Another study split twenty young women into two groups: fasting exercise and fed exercise. Both groups lost weight, but there were no significant differences in fat loss or weight loss between the groups. But when men train fasted, at least at low intensity, it seems to increase fat oxidation.

These were small studies, though, and they may not apply generally. So I wouldn’t use gender as a major criterion for making training decisions.

That said, let’s remember that hormonally wise, men and women are different and long fasted periods are not suggested for women. In all, we suggest a more conservative approach for women, like 12 hours of fasting, or the classic 16/8 intermittent fasting protocol, and breaking the fast before training with a protein shake.

Should You Train Fasted?

Some people say you should never train fasted. Others say you should never train fed.

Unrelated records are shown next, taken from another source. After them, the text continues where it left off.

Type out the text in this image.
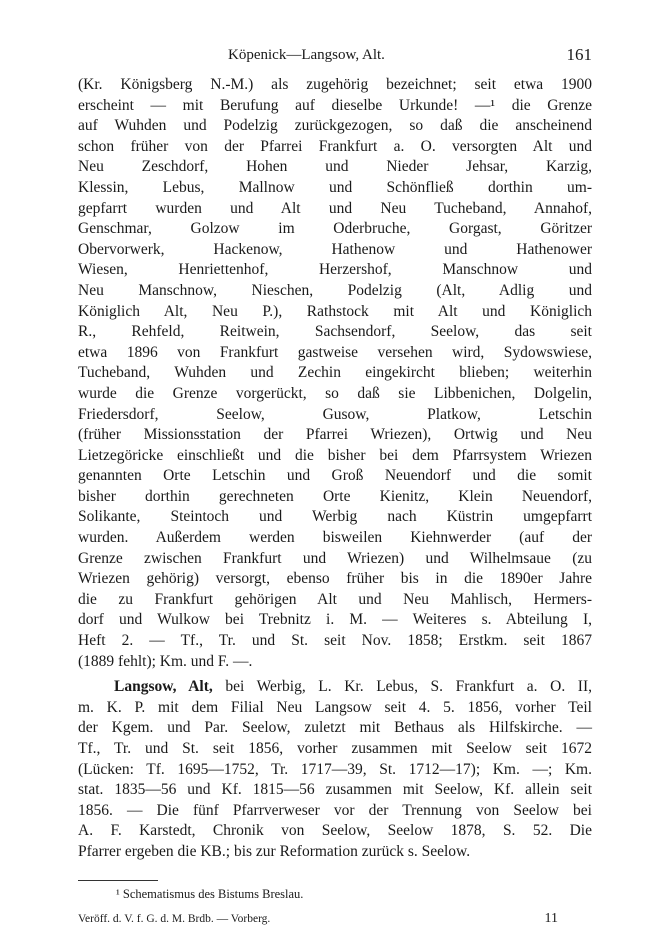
Köpenick—Langsow, Alt.	161
(Kr. Königsberg N.-M.) als zugehörig bezeichnet; seit etwa 1900
erscheint — mit Berufung auf dieselbe Urkunde! —¹ die Grenze
auf Wuhden und Podelzig zurückgezogen, so daß die anscheinend
schon früher von der Pfarrei Frankfurt a. O. versorgten Alt und
Neu Zeschdorf, Hohen und Nieder Jehsar, Karzig,
Klessin, Lebus, Mallnow und Schönfließ dorthin um-
gepfarrt wurden und Alt und Neu Tucheband, Annahof,
Genschmar, Golzow im Oderbruche, Gorgast, Göritzer
Obervorwerk, Hackenow, Hathenow und Hathenower
Wiesen, Henriettenhof, Herzershof, Manschnow und
Neu Manschnow, Nieschen, Podelzig (Alt, Adlig und
Königlich Alt, Neu P.), Rathstock mit Alt und Königlich
R., Rehfeld, Reitwein, Sachsendorf, Seelow, das seit
etwa 1896 von Frankfurt gastweise versehen wird, Sydowswiese,
Tucheband, Wuhden und Zechin eingekircht blieben; weiterhin
wurde die Grenze vorgerückt, so daß sie Libbenichen, Dolgelin,
Friedersdorf, Seelow, Gusow, Platkow, Letschin
(früher Missionsstation der Pfarrei Wriezen), Ortwig und Neu
Lietzegöricke einschließt und die bisher bei dem Pfarrsystem Wriezen
genannten Orte Letschin und Groß Neuendorf und die somit
bisher dorthin gerechneten Orte Kienitz, Klein Neuendorf,
Solikante, Steintoch und Werbig nach Küstrin umgepfarrt
wurden. Außerdem werden bisweilen Kiehnwerder (auf der
Grenze zwischen Frankfurt und Wriezen) und Wilhelmsaue (zu
Wriezen gehörig) versorgt, ebenso früher bis in die 1890er Jahre
die zu Frankfurt gehörigen Alt und Neu Mahlisch, Hermers-
dorf und Wulkow bei Trebnitz i. M. — Weiteres s. Abteilung I,
Heft 2. — Tf., Tr. und St. seit Nov. 1858; Erstkm. seit 1867
(1889 fehlt); Km. und F. —.
Langsow, Alt, bei Werbig, L. Kr. Lebus, S. Frankfurt a. O. II,
m. K. P. mit dem Filial Neu Langsow seit 4. 5. 1856, vorher Teil
der Kgem. und Par. Seelow, zuletzt mit Bethaus als Hilfskirche. —
Tf., Tr. und St. seit 1856, vorher zusammen mit Seelow seit 1672
(Lücken: Tf. 1695—1752, Tr. 1717—39, St. 1712—17); Km. —; Km.
stat. 1835—56 und Kf. 1815—56 zusammen mit Seelow, Kf. allein seit
1856. — Die fünf Pfarrverweser vor der Trennung von Seelow bei
A. F. Karstedt, Chronik von Seelow, Seelow 1878, S. 52. Die
Pfarrer ergeben die KB.; bis zur Reformation zurück s. Seelow.
¹ Schematismus des Bistums Breslau.
Veröff. d. V. f. G. d. M. Brdb. — Vorberg.	11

A more reasonable approach lies somewhere in the middle. If you want to do low-intensity exercise before breakfast, go for it. A 20 minute walk, some light yoga, an easy bike ride. There’s a chance you’ll burn more fat than you otherwise would.

But once the exercise intensity starts to ramp up, eat something first. Training fed, especially when talking about strength training, gives you more energy, prevents muscle breakdown, and reduces your overall stress burden.

For my clients, I suggest a coffee pre-workout before strength training sessions: strong Coffee mixed with 25 grams of a good quality whey protein, 10 grams of MCT’s for energy, half a gram of sodium, and in some particular cases, 5-10 grams rapidly absorbable carbs like glucose. This is a true and tried formula that will help you maximize muscle gains.